Friday, April 3, 2009

The World in Our Living Rooms, at Last!

The American president’s debut on the international stage has been remarkable not only by the change he manifestly represents in the eyes of the world, but by the world at last being brought into America’s living room.

The riots in London and Strasbourg were given extensive coverage, and viewers were actually told what some of the demonstrators grievances were.  This was followed today by a primer on NATO, for those too young to remember why it was formed (to defend against a possible aggression on the part of the Soviet Union) or why it still exists (to ensure access by the developed world to Middle Eastern and Southwest Asian oil and gas supplies, as spelled out explicitly by Noam Chomsky on Democracy Now, but not yet on CNN).

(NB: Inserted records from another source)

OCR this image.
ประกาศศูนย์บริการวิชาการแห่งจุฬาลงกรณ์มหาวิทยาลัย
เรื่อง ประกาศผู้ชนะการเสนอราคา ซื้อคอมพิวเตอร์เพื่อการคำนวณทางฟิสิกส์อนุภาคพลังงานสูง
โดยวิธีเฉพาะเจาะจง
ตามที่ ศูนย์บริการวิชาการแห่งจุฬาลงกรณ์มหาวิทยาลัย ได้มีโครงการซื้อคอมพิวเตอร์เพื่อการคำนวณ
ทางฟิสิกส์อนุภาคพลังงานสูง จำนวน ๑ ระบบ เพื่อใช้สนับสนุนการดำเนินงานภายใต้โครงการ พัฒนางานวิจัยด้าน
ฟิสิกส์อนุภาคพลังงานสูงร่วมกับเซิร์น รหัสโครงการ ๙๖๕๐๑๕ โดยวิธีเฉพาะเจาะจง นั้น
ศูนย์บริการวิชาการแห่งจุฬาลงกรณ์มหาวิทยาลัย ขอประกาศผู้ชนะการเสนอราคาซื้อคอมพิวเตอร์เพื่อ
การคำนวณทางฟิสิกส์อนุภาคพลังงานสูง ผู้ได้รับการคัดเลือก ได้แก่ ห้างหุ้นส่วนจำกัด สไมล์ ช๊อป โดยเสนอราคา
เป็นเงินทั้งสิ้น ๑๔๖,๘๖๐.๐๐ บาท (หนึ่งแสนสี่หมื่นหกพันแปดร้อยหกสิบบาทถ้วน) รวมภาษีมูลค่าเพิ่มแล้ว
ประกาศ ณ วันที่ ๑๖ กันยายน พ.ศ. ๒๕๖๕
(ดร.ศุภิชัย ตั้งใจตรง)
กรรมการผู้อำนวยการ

I suspect Barack Obama knows that a media revolution is necessary if Americans are to understand the world he is grappling with, but access to information will be gradual: it will still be necessary to watch the BBC, the English language news broadcasts of German television (Deutsche Welle), and read The Nation, Harpers and In These Times, as well as one’s favorite blog.

That the president should elicit enthusiasm on the part of French President Sarkozy who a day ago was threatening to walk out of the G-20 if he didn’t get his way, or warmth on the part of Germany’s Iron Premier, Angela Merkl is not surprising if one considers that all three are situated in the political center.  What the American public needs to know - but has only been told in passing - is that the reason why the president’s European centrist allies have refused to entertain big stimulus packages to put people back to work, is that ample safety nets and social benefits are part and parcel of their financial systems - even when led by the center right.

Some commentators will continue to remark without too much emphasis on the European refusal to pony up.  I suspect the editorial rooms of the networks are aware that the cat is coming out of the bag and that, even as the ridiculous ads against health care reform are paraded across their screens, they are encouraged to let Americans know the kinds of things the rest of the world considers normal.